Acara dibuka dengan sambutan dan pidato kunci dari Prof. Dr. Dwia Aries Tina Pulubuhu, MA. Dalam paparannya, Prof. Dwia menekankan pentingnya peran pemuda sebagai agen perubahan. “Perdamaian tidak bisa diwujudkan oleh satu pihak saja. Ia harus lahir dari akar rumput, dengan partisipasi aktif dari seluruh lapisan masyarakat,” tegasnya.
Diskusi panel kemudian menghadirkan narasumber lintas perspektif:
Pdt. Adire Massie (FKUB Sulsel) – menguraikan bagaimana nilai agama menjadi pondasi toleransi, solidaritas, dan kohesi sosial, serta berbagi praktik baik FKUB dalam dialog lintas iman.
Lusi Palulungan (Tokoh Perempuan Sulsel, Yayasan BAKTI, Yayasan Rumah Mama) – menekankan kepemimpinan perempuan dalam merawat relasi damai dan pemberdayaan komunitas.
Nabila Mayswita (Aktivis Muda untuk Inklusi Sosial) – menegaskan pentingnya demokrasi inklusif yang menempatkan difabel sebagai subjek aktif, berbagi pengalaman dalam pendidikan, penulisan, dan politik.
Anthony Marwan Dermawan (Head of Public Policy, Pijar Foundation) – menyoroti pentingnya pemuda bukan hanya sebagai penerima, tetapi juga sebagai perancang kebijakan publik yang inklusif, berkelanjutan, dan berorientasi pada generasi mendatang.
Sekitar 100 peserta dari 15 organisasi perdamaian, perwakilan kampus Universitas Hasanuddin (mahasiswa, dosen, dan CPCD Unhas), serta komunitas lintas sektor, turut berpartisipasi. Mereka dibagi ke dalam enam kelompok diskusi tematik, dengan isu mulai dari Perdamaian dalam Keberagaman hingga Penguatan Demokrasi dan Partisipasi Anak Muda.
Setiap kelompok bertugas mengidentifikasi tantangan aktual dan menyusun draf rencana aksi.

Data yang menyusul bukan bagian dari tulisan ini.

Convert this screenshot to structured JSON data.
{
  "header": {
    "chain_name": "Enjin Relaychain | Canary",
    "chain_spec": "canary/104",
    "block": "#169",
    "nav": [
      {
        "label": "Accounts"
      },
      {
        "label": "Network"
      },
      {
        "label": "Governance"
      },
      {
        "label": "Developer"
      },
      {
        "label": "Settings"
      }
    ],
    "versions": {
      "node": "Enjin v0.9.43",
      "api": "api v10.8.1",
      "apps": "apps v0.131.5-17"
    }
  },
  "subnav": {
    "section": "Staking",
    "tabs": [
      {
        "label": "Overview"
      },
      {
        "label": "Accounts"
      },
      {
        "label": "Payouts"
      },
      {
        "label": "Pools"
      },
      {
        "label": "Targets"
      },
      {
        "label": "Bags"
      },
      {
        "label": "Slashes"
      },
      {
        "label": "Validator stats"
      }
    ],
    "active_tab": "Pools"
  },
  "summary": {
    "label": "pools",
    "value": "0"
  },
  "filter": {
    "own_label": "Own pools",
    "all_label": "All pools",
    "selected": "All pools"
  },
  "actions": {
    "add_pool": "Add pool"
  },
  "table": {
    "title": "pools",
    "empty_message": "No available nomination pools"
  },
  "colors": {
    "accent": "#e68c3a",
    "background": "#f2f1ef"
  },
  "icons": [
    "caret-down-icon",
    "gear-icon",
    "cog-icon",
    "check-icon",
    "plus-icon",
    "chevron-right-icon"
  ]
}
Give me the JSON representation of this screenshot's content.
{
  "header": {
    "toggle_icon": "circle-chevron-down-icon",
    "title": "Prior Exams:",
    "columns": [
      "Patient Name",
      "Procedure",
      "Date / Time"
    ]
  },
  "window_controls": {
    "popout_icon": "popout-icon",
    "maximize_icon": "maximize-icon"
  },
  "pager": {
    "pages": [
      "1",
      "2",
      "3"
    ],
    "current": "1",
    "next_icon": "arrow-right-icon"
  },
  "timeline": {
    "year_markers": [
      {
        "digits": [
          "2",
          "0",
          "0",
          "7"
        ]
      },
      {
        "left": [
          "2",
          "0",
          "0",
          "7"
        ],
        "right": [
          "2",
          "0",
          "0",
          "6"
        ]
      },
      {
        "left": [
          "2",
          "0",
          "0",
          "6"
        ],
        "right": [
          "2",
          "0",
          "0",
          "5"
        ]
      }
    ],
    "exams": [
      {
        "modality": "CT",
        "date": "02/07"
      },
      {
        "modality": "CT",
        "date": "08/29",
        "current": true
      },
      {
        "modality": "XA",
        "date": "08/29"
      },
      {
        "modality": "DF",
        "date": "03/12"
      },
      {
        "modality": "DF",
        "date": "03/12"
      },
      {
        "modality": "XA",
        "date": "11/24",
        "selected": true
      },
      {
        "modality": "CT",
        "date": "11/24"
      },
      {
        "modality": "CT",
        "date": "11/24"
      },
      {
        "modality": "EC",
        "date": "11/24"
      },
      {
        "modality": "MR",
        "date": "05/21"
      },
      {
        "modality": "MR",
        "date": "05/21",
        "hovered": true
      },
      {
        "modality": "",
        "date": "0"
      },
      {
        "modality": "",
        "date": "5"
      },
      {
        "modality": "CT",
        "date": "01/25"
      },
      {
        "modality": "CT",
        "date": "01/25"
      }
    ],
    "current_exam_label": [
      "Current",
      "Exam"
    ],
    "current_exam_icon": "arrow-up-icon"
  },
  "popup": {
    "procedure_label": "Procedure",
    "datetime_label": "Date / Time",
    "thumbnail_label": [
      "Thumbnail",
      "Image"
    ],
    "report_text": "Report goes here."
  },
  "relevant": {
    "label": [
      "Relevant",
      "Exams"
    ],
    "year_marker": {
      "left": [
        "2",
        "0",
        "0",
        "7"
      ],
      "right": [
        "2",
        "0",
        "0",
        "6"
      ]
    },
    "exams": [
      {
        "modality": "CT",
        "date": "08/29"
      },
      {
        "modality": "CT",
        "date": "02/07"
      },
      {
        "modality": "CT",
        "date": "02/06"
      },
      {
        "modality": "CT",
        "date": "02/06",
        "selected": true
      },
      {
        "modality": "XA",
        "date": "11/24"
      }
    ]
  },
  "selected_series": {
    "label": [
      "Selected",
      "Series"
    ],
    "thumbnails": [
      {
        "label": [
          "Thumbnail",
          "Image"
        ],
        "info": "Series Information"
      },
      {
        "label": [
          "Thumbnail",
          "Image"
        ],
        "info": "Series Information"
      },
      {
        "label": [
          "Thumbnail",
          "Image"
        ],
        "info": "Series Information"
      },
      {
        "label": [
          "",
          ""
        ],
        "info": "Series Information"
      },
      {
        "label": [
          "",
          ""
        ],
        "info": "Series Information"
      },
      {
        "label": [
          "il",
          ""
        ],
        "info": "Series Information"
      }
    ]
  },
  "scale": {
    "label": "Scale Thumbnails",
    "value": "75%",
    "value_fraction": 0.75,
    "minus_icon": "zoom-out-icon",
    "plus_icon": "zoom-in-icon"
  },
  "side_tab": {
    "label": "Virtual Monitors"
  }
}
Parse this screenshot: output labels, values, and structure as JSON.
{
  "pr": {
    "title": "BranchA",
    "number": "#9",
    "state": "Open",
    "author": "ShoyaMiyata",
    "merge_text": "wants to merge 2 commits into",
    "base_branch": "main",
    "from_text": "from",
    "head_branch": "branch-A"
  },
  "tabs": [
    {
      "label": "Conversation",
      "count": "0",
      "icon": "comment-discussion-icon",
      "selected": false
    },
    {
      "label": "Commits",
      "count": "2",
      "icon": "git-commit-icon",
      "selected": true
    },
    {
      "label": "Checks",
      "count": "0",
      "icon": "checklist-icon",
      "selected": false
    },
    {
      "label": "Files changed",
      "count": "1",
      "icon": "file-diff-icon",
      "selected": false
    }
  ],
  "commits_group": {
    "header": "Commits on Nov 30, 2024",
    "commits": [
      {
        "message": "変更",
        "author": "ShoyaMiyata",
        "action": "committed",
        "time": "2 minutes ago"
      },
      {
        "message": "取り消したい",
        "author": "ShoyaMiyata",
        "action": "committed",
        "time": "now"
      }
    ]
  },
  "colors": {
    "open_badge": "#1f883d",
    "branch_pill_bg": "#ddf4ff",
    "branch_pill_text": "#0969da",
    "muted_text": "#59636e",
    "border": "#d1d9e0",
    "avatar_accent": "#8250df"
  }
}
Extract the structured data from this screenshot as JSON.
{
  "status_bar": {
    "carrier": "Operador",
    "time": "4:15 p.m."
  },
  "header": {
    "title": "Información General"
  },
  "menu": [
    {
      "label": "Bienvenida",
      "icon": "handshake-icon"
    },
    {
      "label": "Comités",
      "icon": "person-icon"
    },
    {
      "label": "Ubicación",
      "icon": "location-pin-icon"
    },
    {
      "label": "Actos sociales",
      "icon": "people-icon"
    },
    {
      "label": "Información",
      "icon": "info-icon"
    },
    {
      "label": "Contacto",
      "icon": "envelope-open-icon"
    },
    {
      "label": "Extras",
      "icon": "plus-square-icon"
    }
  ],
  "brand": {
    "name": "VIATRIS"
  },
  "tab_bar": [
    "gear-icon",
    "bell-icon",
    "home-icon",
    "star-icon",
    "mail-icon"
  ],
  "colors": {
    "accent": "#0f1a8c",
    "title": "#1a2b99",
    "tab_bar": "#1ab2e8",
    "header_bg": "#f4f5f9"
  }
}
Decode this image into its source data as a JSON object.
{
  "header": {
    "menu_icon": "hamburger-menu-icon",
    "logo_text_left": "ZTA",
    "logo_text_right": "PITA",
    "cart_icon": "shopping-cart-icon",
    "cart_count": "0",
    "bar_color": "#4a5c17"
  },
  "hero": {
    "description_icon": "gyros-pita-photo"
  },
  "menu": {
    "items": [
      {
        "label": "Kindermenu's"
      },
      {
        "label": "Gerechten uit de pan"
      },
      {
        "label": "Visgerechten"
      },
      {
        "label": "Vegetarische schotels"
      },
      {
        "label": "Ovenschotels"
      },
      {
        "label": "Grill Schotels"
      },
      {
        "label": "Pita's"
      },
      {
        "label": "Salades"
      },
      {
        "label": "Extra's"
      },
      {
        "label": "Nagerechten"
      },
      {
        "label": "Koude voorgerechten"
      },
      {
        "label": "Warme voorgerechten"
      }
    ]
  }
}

Hasilnya berupa timeline aksi konkret yang akan dilaksanakan secara kolektif pada periode September–November 2025. Dalam sesi pleno, tiap kelompok mempresentasikan ide dan strategi mereka untuk memperkuat perdamaian di tingkat lokal.
Acara ditutup dengan komitmen kolektif oleh seluruh peserta. Mereka sepakat menindaklanjuti rencana aksi yang telah disusun, memperkuat jejaring kolaborasi, dan memastikan konferensi ini bukan hanya forum diskusi, melainkan titik awal lahirnya gerakan perdamaian yang lebih terstruktur, strategis, dan berdampak luas, baik di Makassar maupun secara nasional.
Selain konferensi luring di Makassar, kegiatan serupa dalam skala nasional akan digelar secara daring untuk menjangkau lebih banyak pemuda dari seluruh Indonesia.